3D printing is an invaluable tool that teaches student about design freedom, product development, and entrepreneurship by identifying everyday problems and coming up with unique solutions. However, it’s not the be-all and end-all solution for manufacturing. This is why makerspaces are so important. Not only do makerspaces encourage students to use their creativity, they allow them to learn additional skills such as circuitry, coding, problem solving, and how to work in teams – and they provide direct access to other fabrication tools like CNC, laser cutting, woodworking, and metalworking. All the learned skills found in makerspaces carry over to the students’ future careers. Companies are only able to adopt technologies like 3D printing when the workforce has been properly trained to design and solve problems based around those technologies.
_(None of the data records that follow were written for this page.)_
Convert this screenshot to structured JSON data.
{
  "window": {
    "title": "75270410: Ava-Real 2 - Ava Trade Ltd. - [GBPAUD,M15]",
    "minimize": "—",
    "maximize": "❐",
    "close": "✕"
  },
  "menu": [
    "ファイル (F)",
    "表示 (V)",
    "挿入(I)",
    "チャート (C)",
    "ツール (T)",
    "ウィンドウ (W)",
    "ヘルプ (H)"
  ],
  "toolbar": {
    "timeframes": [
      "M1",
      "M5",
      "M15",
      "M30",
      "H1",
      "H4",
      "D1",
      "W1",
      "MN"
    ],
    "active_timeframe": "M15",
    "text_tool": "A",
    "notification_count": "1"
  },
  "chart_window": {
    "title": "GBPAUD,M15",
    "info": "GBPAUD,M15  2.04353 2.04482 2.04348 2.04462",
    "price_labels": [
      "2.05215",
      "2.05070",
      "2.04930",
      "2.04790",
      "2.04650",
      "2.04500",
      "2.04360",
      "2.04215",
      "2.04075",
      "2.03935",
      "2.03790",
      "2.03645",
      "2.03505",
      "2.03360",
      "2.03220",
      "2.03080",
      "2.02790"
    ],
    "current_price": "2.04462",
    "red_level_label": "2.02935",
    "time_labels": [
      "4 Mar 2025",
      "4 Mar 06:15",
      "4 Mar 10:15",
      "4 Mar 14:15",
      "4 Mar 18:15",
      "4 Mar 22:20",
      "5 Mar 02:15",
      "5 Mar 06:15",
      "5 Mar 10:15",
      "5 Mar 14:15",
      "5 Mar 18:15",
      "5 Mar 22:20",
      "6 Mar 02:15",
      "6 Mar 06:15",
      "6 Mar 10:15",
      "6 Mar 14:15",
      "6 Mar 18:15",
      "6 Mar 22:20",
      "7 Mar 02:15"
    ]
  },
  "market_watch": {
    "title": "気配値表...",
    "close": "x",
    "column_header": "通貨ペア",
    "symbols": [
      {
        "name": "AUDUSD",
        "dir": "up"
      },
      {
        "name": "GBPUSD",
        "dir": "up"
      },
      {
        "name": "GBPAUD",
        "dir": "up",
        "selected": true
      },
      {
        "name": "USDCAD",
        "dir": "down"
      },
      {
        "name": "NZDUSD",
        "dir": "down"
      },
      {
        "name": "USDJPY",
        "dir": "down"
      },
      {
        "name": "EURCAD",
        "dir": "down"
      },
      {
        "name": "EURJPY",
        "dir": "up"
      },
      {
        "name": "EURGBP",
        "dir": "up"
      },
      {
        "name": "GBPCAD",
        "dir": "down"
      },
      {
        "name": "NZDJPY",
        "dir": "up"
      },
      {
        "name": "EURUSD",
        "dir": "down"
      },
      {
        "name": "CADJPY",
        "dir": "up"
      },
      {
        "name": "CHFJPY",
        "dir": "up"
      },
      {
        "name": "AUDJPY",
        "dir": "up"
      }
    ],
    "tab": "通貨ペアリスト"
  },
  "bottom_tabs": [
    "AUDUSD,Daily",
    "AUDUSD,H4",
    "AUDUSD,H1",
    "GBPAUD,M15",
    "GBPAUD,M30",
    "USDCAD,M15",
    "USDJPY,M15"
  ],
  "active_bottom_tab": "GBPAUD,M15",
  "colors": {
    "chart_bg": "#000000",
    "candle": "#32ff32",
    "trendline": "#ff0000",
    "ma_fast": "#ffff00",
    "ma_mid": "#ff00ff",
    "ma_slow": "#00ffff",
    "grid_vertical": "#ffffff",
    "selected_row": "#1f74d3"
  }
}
According to AcceleratingBiz, the United States has almost 700 makerspaces across the country, with 437 currently active, 169 planned, 90 in construction, and 3 in reconstruction. Key drivers include a rising maker movement, increasing preference for accessing equipment over owning it, growing demand to collaborate with other professionals with similar interests, and heightening focus on active learning.

Unfortunately, many schools either lack the funds to incorporate makerspaces into their curriculum or, as Brand alludes to, are unable to break away from the status quo where every student needs to learn a predetermined set of creative-suppressing skills.

Another student excited to show off her creation

IBJ: “What has all of this shown you?”

BRAND: “There’s no doubt in my mind that we are wasting the creativity and problem-solving capacity of children in school. These kids want to be creative. They want to be problem solvers. But the current curriculum puts a ceiling on that. It’s focused on a very narrow set of skills that schools want to teach.

If you put them in a maker space, they explode. They make stuff, they create stuff. They are engaged. They don’t want to go home. They can’t wait to get there. We need to adopt making as a strategy.”

The rise of makerspaces is helping to bring people back to their roots. We’ve gone from the pre-industrial revolution where individuals made their own things or bought locally from craftsmen, to the industrial revolution where everything was mass produced and standardized, to the post-industrial revolution where we’re making our own stuff again and encouraging consumers to buy local.

Educators at all levels have recognized the importance of incorporating advanced technologies into their classrooms, and they’re figuring out ways to get more involved by collaborating with non-profit organizations and companies like 1st Maker Space. This is the first step to prepare students for a world no longer limited by traditional manufacturing processes.